Vivien had been in the palace staring at the bonfire which the holy Templar knights usually used for ceremonial purposes. Yet within the non fire, she found remenants of skulls, chipped cross guards. This bonfire was fueled by the defeat of their enemies, descendant or not. The High witch was disgusted. Everywhere she went it was some unnecessary death. Whether those who pulled the strings and gave the order claimed such, it did not matter to her.

 

Bron was and could have been an asset to her plans, a proof that cursed children can be redeemed if properly treated.

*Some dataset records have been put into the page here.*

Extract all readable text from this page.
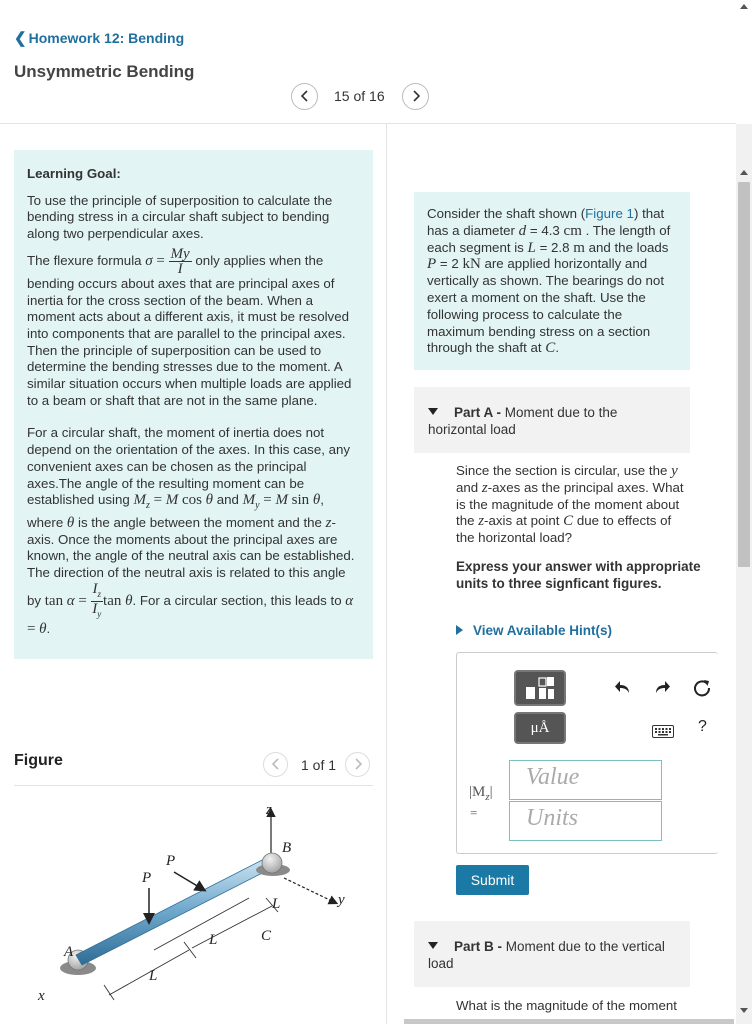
❮ Homework 12: Bending
Unsymmetric Bending
15 of 16
Learning Goal:
To use the principle of superposition to calculate the bending stress in a circular shaft subject to bending along two perpendicular axes.
The flexure formula $\sigma = \frac{My}{I}$ only applies when the bending occurs about axes that are principal axes of inertia for the cross section of the beam. When a moment acts about a different axis, it must be resolved into components that are parallel to the principal axes. Then the principle of superposition can be used to determine the bending stresses due to the moment. A similar situation occurs when multiple loads are applied to a beam or shaft that are not in the same plane.
For a circular shaft, the moment of inertia does not depend on the orientation of the axes. In this case, any convenient axes can be chosen as the principal axes.The angle of the resulting moment can be established using $M_z = M$ cos θ and $M_y = M$ sin θ, where θ is the angle between the moment and the z-axis. Once the moments about the principal axes are known, the angle of the neutral axis can be established. The direction of the neutral axis is related to this angle by $\tan \alpha = \frac{I_z}{I_y}$ tan θ. For a circular section, this leads to α = θ.
Figure	1 of 1
z
y
x
B
C
A
P
P
L
L
L
Consider the shaft shown (Figure 1) that has a diameter d = 4.3 cm . The length of each segment is L = 2.8 m and the loads P = 2 kN are applied horizontally and vertically as shown. The bearings do not exert a moment on the shaft. Use the following process to calculate the maximum bending stress on a section through the shaft at C.
Part A - Moment due to the horizontal load
Since the section is circular, use the y and z-axes as the principal axes. What is the magnitude of the moment about the z-axis at point C due to effects of the horizontal load?
Express your answer with appropriate units to three signficant figures.
View Available Hint(s)
μÅ	?
$|M_z|$
=
Value
Units
Submit
Part B - Moment due to the vertical load
What is the magnitude of the moment
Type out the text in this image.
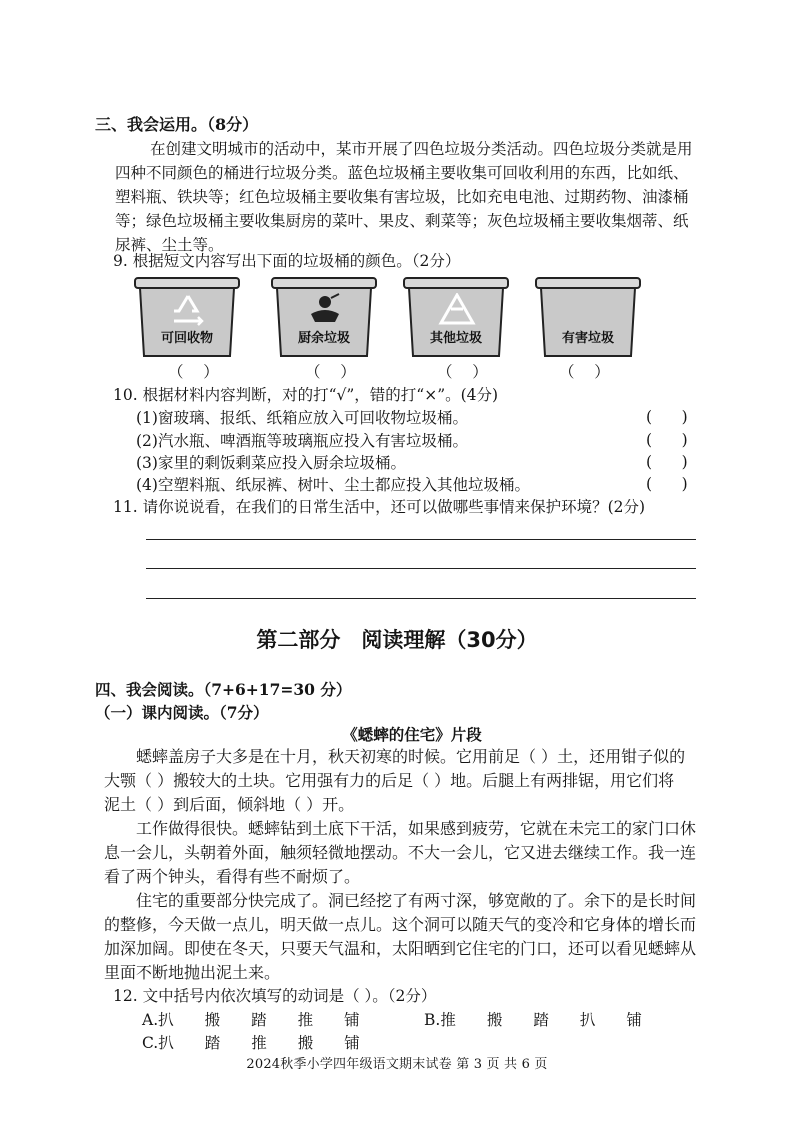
三、我会运用。（8分）
在创建文明城市的活动中，某市开展了四色垃圾分类活动。四色垃圾分类就是用
四种不同颜色的桶进行垃圾分类。蓝色垃圾桶主要收集可回收利用的东西，比如纸、
塑料瓶、铁块等；红色垃圾桶主要收集有害垃圾，比如充电电池、过期药物、油漆桶
等；绿色垃圾桶主要收集厨房的菜叶、果皮、剩菜等；灰色垃圾桶主要收集烟蒂、纸
尿裤、尘土等。
9. 根据短文内容写出下面的垃圾桶的颜色。（2分）
可回收物
（    ）
厨余垃圾
（    ）
其他垃圾
（    ）
有害垃圾
（    ）
10. 根据材料内容判断，对的打“√”，错的打“×”。(4分)
(1)窗玻璃、报纸、纸箱应放入可回收物垃圾桶。	(      )
(2)汽水瓶、啤酒瓶等玻璃瓶应投入有害垃圾桶。	(      )
(3)家里的剩饭剩菜应投入厨余垃圾桶。	(      )
(4)空塑料瓶、纸尿裤、树叶、尘土都应投入其他垃圾桶。	(      )
11. 请你说说看，在我们的日常生活中，还可以做哪些事情来保护环境？(2分)
第二部分　阅读理解（30分）
四、我会阅读。（7+6+17=30 分）
（一）课内阅读。（7分）
《蟋蟀的住宅》片段
蟋蟀盖房子大多是在十月，秋天初寒的时候。它用前足（ ）土，还用钳子似的
大颚（ ）搬较大的土块。它用强有力的后足（ ）地。后腿上有两排锯，用它们将
泥土（ ）到后面，倾斜地（ ）开。
工作做得很快。蟋蟀钻到土底下干活，如果感到疲劳，它就在未完工的家门口休
息一会儿，头朝着外面，触须轻微地摆动。不大一会儿，它又进去继续工作。我一连
看了两个钟头，看得有些不耐烦了。
住宅的重要部分快完成了。洞已经挖了有两寸深，够宽敞的了。余下的是长时间
的整修，今天做一点儿，明天做一点儿。这个洞可以随天气的变冷和它身体的增长而
加深加阔。即使在冬天，只要天气温和，太阳晒到它住宅的门口，还可以看见蟋蟀从
里面不断地抛出泥土来。
12. 文中括号内依次填写的动词是（ ）。（2分）
A.扒　　搬　　踏　　推　　铺	B.推　　搬　　踏　　扒　　铺
C.扒　　踏　　推　　搬　　铺
2024秋季小学四年级语文期末试卷 第 3 页 共 6 页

Yet Iudas words resounded in her ear
 

“How so?”

 

For every olive branch we extend, in trust, we see it slapped out of our hands immediately after… How come then Merlin, do you expect us to react?

 

”Hmm but that isn’t all of them…”

 

The time to be sure has long passed

 

it was this conversation that flashed in her eyes, she day dreamt, and then once more she heard her student and former student call out to her.

 

A girl and a Mali man look at her from both ends tilting their bodies foward as they try to look at her face, then say. ”Mistress Vivien?”

 

”I am fine…” she said, her heels clicking and touching as she turned to leave with the two behind her.  Her arms crossed as she continue a train of thought.

 

”How Pointless… Both mages and Devils share the same stupidity. They are to afraid to prove they can change. They set themselves upon the cutting board, and act suprised when they’re chopped. In my life I killed six mages, all my students. But I will admit… I never killed a devil. Bron, your life, was wasted, and you add on to the numbers. I hope you die, for your families sake. Because it will be your fault they die if you live, you selfish devil. I wonder, are you now still playing that Lyte, if so what song?”